Alone with God

There are at least five reasons Jesus sought to be alone with His Father during His earthly ministry of redemption. May God strengthen our commitment to be alone with Him for these very reasons.

  1. Alone for Fullness

“Then Jesus, being filled with the Holy Spirit, returned from the Jordan and was led by the Spirit into the wilderness, being tempted for forty days by the devil. And in those days He ate nothing, and afterward, when they had ended, He was hungry” (Luke 4.1-2). Jesus is physically empty and hungry during His temptation in the wilderness. Nevertheless, He is filled and led by the Holy Spirit. Whenever you sit alone with God and pray, you are seeking His kingdom and will first and foremost. You are arranging yourself under His authority and protection. Temptation is coming today. So, confess your sin. Pray for the strength you need to overcome it. Be familiar with and faithful to the Word of God. Be filled with the fulness of God the Holy Spirit.

  1. Alone for Usefulness

“When Jesus heard it, He departed from there by boat to a deserted place by Himself. But when the multitudes heard it, they followed Him on foot from the cities” (Matthew 14.13). Jesus sought to be alone in a world that wouldn’t leave Him alone. His need to be alone with His Father means He needed to be refreshed, recharged, and strengthened. If you are empty, you have nothing to give to the needy around you. Find the revitalization and revival you need in your time alone with God. What you receive from when you are alone with God is what is most useful to others in your life. Don’t fill time with the worthless; fill it with the Worthy One.

  1. Alone for Humility

“Now in the morning, having risen a long while before daylight, [Jesus] went out and departed to a solitary place; and there He prayed” (Mark 1.35). It is good to remember how busy Jesus was before this early morning retreat with His Father. The day before He called Simon, Andrew, James, and John to follow Him. He taught with astonishing authority in the synagogue at Capernaum. He rebuked an unclean spirit that had possessed a man in the synagogue. Then, He commanded that he come out of the man. He healed Peter’s mother-in-law who was sick with fever. During the evening, the whole city gathered at the door where He was staying. Jesus healed many who were sick with various diseases and cast out many demons. He did this long into the evening hours. That is a brief description of Jesus’ yesterday. But still, He got up long before daylight the next morning to pray. Jesus shows us how important it is to be alone with the Father to pray for strength and direction. If you are drifting along without the discipline of prayer, you are self-sufficient, hurried, and overwhelmed. Time alone with the Father demonstrates true humility and need before Him.

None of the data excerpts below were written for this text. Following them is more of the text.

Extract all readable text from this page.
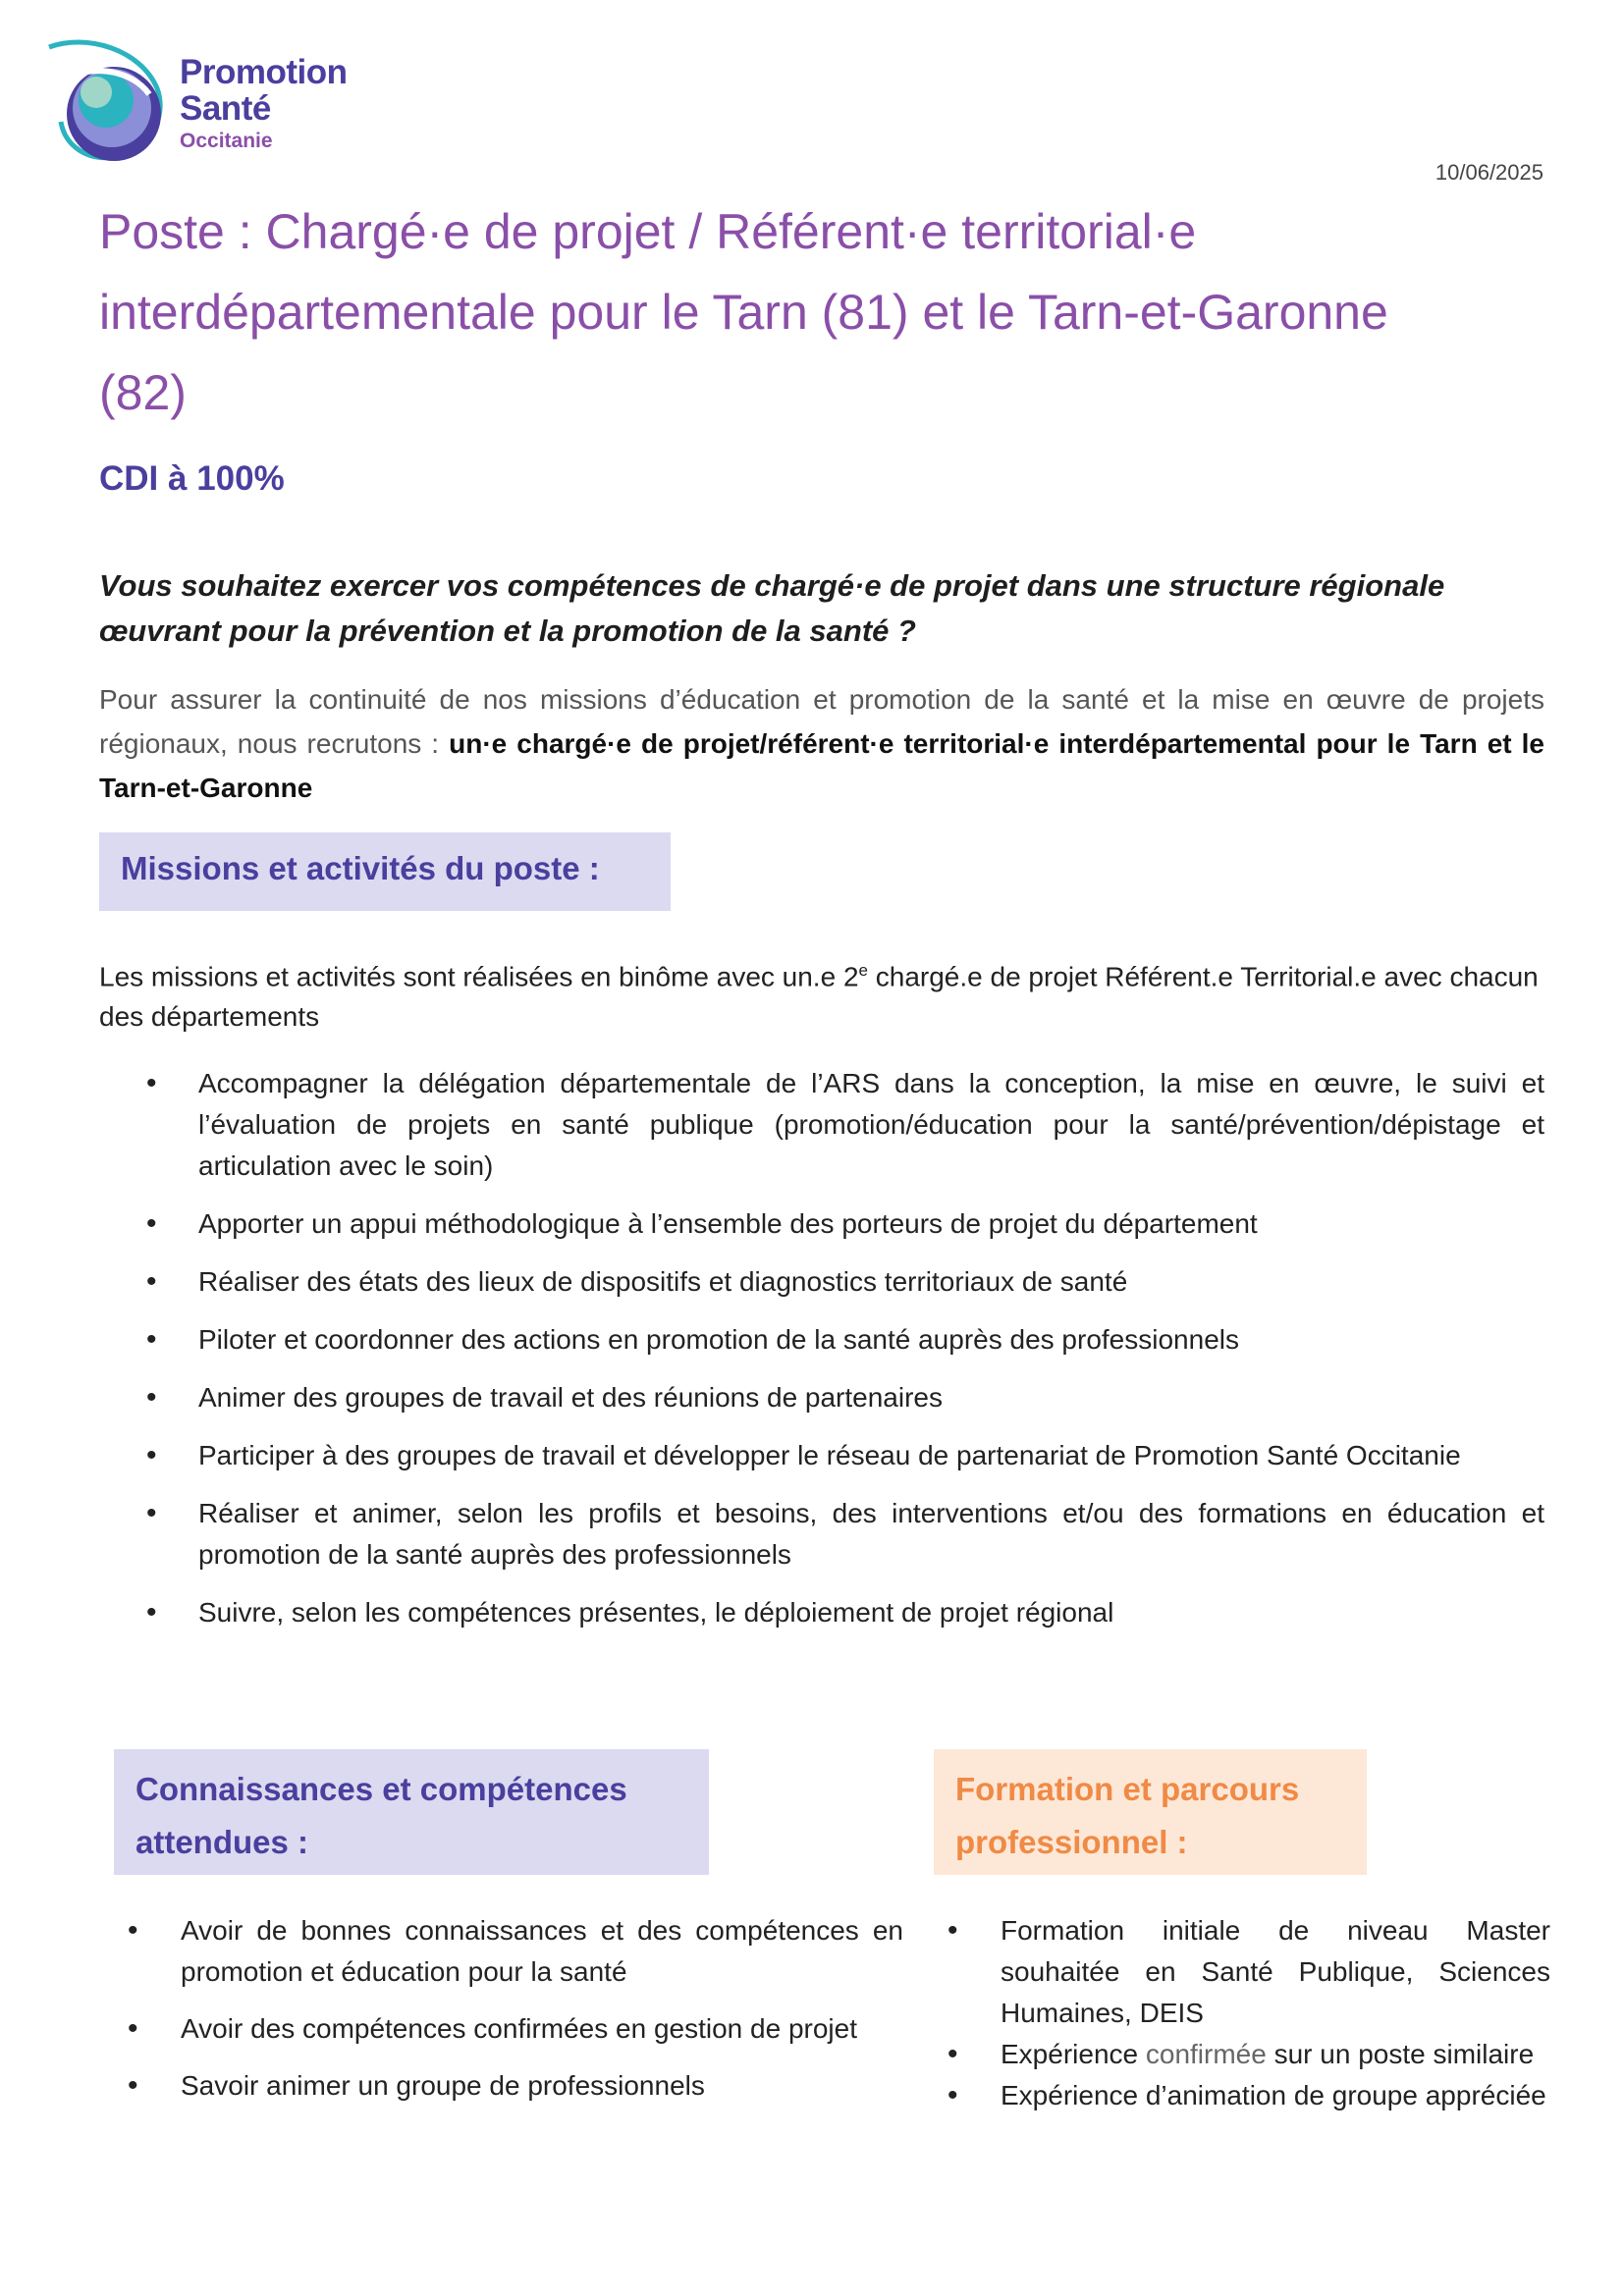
Promotion
Santé
Occitanie
10/06/2025
Poste : Chargé·e de projet / Référent·e territorial·e interdépartementale pour le Tarn (81) et le Tarn-et-Garonne (82)
CDI à 100%

Vous souhaitez exercer vos compétences de chargé·e de projet dans une structure régionale œuvrant pour la prévention et la promotion de la santé ?

Pour assurer la continuité de nos missions d’éducation et promotion de la santé et la mise en œuvre de projets régionaux, nous recrutons : un·e chargé·e de projet/référent·e territorial·e interdépartemental pour le Tarn et le Tarn-et-Garonne

Missions et activités du poste :

Les missions et activités sont réalisées en binôme avec un.e 2e chargé.e de projet Référent.e Territorial.e avec chacun des départements

• Accompagner la délégation départementale de l’ARS dans la conception, la mise en œuvre, le suivi et l’évaluation de projets en santé publique (promotion/éducation pour la santé/prévention/dépistage et articulation avec le soin)
• Apporter un appui méthodologique à l’ensemble des porteurs de projet du département
• Réaliser des états des lieux de dispositifs et diagnostics territoriaux de santé
• Piloter et coordonner des actions en promotion de la santé auprès des professionnels
• Animer des groupes de travail et des réunions de partenaires
• Participer à des groupes de travail et développer le réseau de partenariat de Promotion Santé Occitanie
• Réaliser et animer, selon les profils et besoins, des interventions et/ou des formations en éducation et promotion de la santé auprès des professionnels
• Suivre, selon les compétences présentes, le déploiement de projet régional
Connaissances et compétences
attendues :
Formation et parcours
professionnel :
• Avoir de bonnes connaissances et des compétences en promotion et éducation pour la santé
• Avoir des compétences confirmées en gestion de projet
• Savoir animer un groupe de professionnels
• Formation initiale de niveau Master souhaitée en Santé Publique, Sciences Humaines, DEIS
• Expérience confirmée sur un poste similaire
• Expérience d’animation de groupe appréciée
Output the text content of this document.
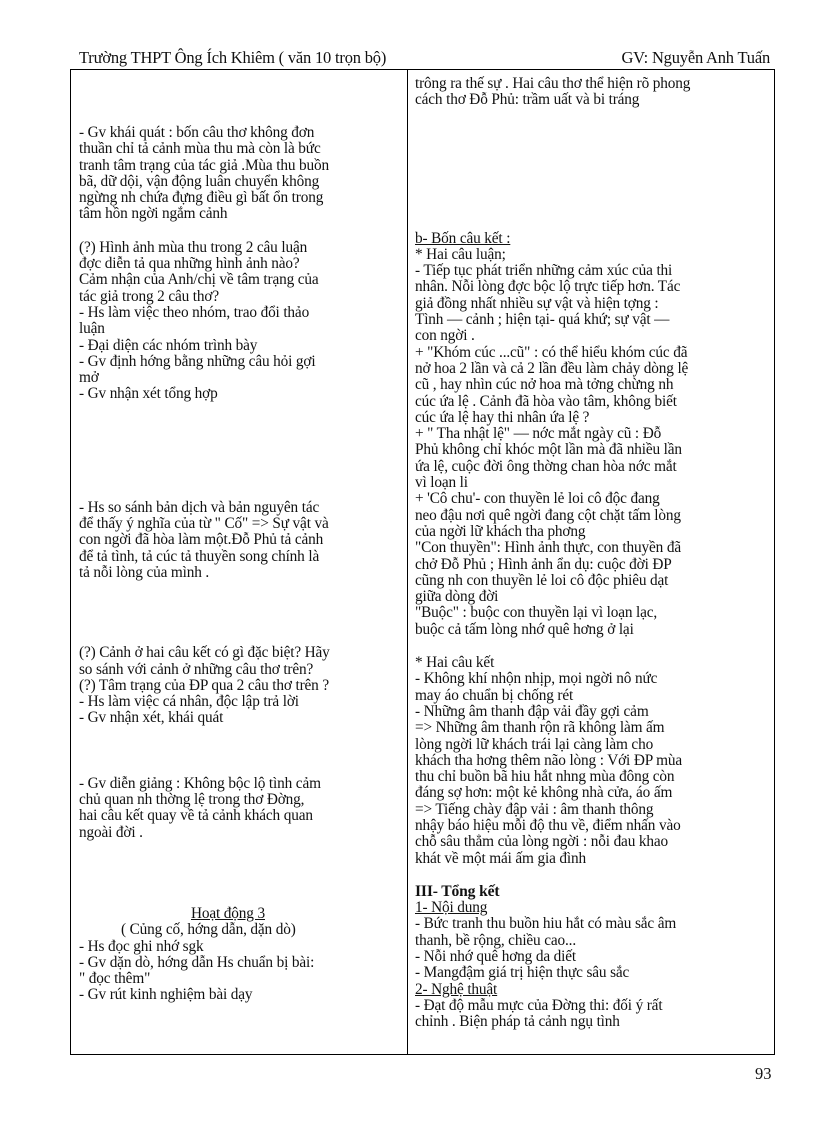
Trường THPT Ông Ích Khiêm ( văn 10 trọn bộ)	GV: Nguyễn Anh Tuấn

- Gv khái quát : bốn câu thơ không đơn

thuần chỉ tả cảnh mùa thu mà còn là bức

tranh tâm trạng của tác giả .Mùa thu buồn

bã, dữ dội, vận động luân chuyển không

ngừng nh chứa đựng điều gì bất ổn trong

tâm hồn ngời ngắm cảnh

(?) Hình ảnh mùa thu trong 2 câu luận

đợc diễn tả qua những hình ảnh nào?

Cảm nhận của Anh/chị về tâm trạng của

tác giả trong 2 câu thơ?

- Hs làm việc theo nhóm, trao đổi thảo

luận

- Đại diện các nhóm trình bày

- Gv định hớng bằng những câu hỏi gợi

mở

- Gv nhận xét tổng hợp

- Hs so sánh bản dịch và bản nguyên tác

để thấy ý nghĩa của từ " Cố" => Sự vật và

con ngời đã hòa làm một.Đỗ Phủ tả cảnh

để tả tình, tả cúc tả thuyền song chính là

tả nỗi lòng của mình .

(?) Cảnh ở hai câu kết có gì đặc biệt? Hãy

so sánh với cảnh ở những câu thơ trên?

(?) Tâm trạng của ĐP qua 2 câu thơ trên ?

- Hs làm việc cá nhân, độc lập trả lời

- Gv nhận xét, khái quát

- Gv diễn giảng : Không bộc lộ tình cảm

chủ quan nh thờng lệ trong thơ Đờng,

hai câu kết quay về tả cảnh khách quan

ngoài đời .

Hoạt động 3

( Củng cố, hớng dẫn, dặn dò)

- Hs đọc ghi nhớ sgk

- Gv dặn dò, hớng dẫn Hs chuẩn bị bài:

" đọc thêm"

- Gv rút kinh nghiệm bài dạy

trông ra thế sự . Hai câu thơ thể hiện rõ phong

cách thơ Đỗ Phủ: trầm uất và bi tráng

b- Bốn câu kết :

* Hai câu luận;

- Tiếp tục phát triển những cảm xúc của thi

nhân. Nỗi lòng đợc bộc lộ trực tiếp hơn. Tác

giả đồng nhất nhiều sự vật và hiện tợng :

Tình — cảnh ; hiện tại- quá khứ; sự vật —

con ngời .

+ "Khóm cúc ...cũ" : có thể hiểu khóm cúc đã

nở hoa 2 lần và cả 2 lần đều làm chảy dòng lệ

cũ , hay nhìn cúc nở hoa mà tởng chừng nh

cúc ứa lệ . Cảnh đã hòa vào tâm, không biết

cúc ứa lệ hay thi nhân ứa lệ ?

+ " Tha nhật lệ" — nớc mắt ngày cũ : Đỗ

Phủ không chỉ khóc một lần mà đã nhiều lần

ứa lệ, cuộc đời ông thờng chan hòa nớc mắt

vì loạn li

+ 'Cô chu'- con thuyền lẻ loi cô độc đang

neo đậu nơi quê ngời đang cột chặt tấm lòng

của ngời lữ khách tha phơng

"Con thuyền": Hình ảnh thực, con thuyền đã

chở Đỗ Phủ ; Hình ảnh ẩn dụ: cuộc đời ĐP

cũng nh con thuyền lẻ loi cô độc phiêu dạt

giữa dòng đời

"Buộc" : buộc con thuyền lại vì loạn lạc,

buộc cả tấm lòng nhớ quê hơng ở lại

* Hai câu kết

- Không khí nhộn nhịp, mọi ngời nô nức

may áo chuẩn bị chống rét

- Những âm thanh đập vải đầy gợi cảm

=> Những âm thanh rộn rã không làm ấm

lòng ngời lữ khách trái lại càng làm cho

khách tha hơng thêm não lòng : Với ĐP mùa

thu chỉ buồn bã hiu hắt nhng mùa đông còn

đáng sợ hơn: một kẻ không nhà cửa, áo ấm

=> Tiếng chày đập vải : âm thanh thông

nhậy báo hiệu mỗi độ thu về, điểm nhấn vào

chỗ sâu thẳm của lòng ngời : nỗi đau khao

khát về một mái ấm gia đình

III- Tổng kết

1- Nội dung

- Bức tranh thu buồn hiu hắt có màu sắc âm

thanh, bề rộng, chiều cao...

- Nỗi nhớ quê hơng da diết

- Mangđậm giá trị hiện thực sâu sắc

2- Nghệ thuật

- Đạt độ mẫu mực của Đờng thi: đối ý rất

chỉnh . Biện pháp tả cảnh ngụ tình

93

  1. Alone for Transformation

“Now after six days Jesus took Peter, James, and John, and led them up on a high mountain apart by themselves; and He was transfigured before them” (Mark 9.2). Four men are by themselves on a high mountain. What happens to one of them will sustain the other three for years to come. The appearance of Jesus changes, but He Himself is changeless. His transfiguration is for their transformation. When we see the glory of the Lord Jesus Christ in the context of His transfiguration and subsequent resurrection, we are transformed into the same image from glory to glory. When we are apart by ourselves before Jesus at Church, we need to hear our Father say, “Look at My beloved Son and listen to Him” (Mark 9.7)! Let us change before the Changeless One together.

  1. Alone for Approval

“And when you pray, you shall not be like the hypocrites. For they love to pray standing in the synagogues and on the corners of the streets, that they may be seen by men. Assuredly, I say to you, they have their reward. But you, when you pray, go into your room, and when you have shut your door, pray to your Father who is in the secret place; and your Father who sees in secret will reward you openly” (Matthew 6.5-6). Jesus assumes His followers will pray. He says, “When you are praying” not “If you pray”. He certainly doesn’t condemn public prayer. He is merely stating that the bulk of our praying will be done in private. Then, our Father will reward us openly. If you pray more publicly, it could be you are more interested in man’s approval rather than God’s. Live your life under the watchful eye of God at all times. Ask God to make Himself known to you and stop trying to make yourself known before others.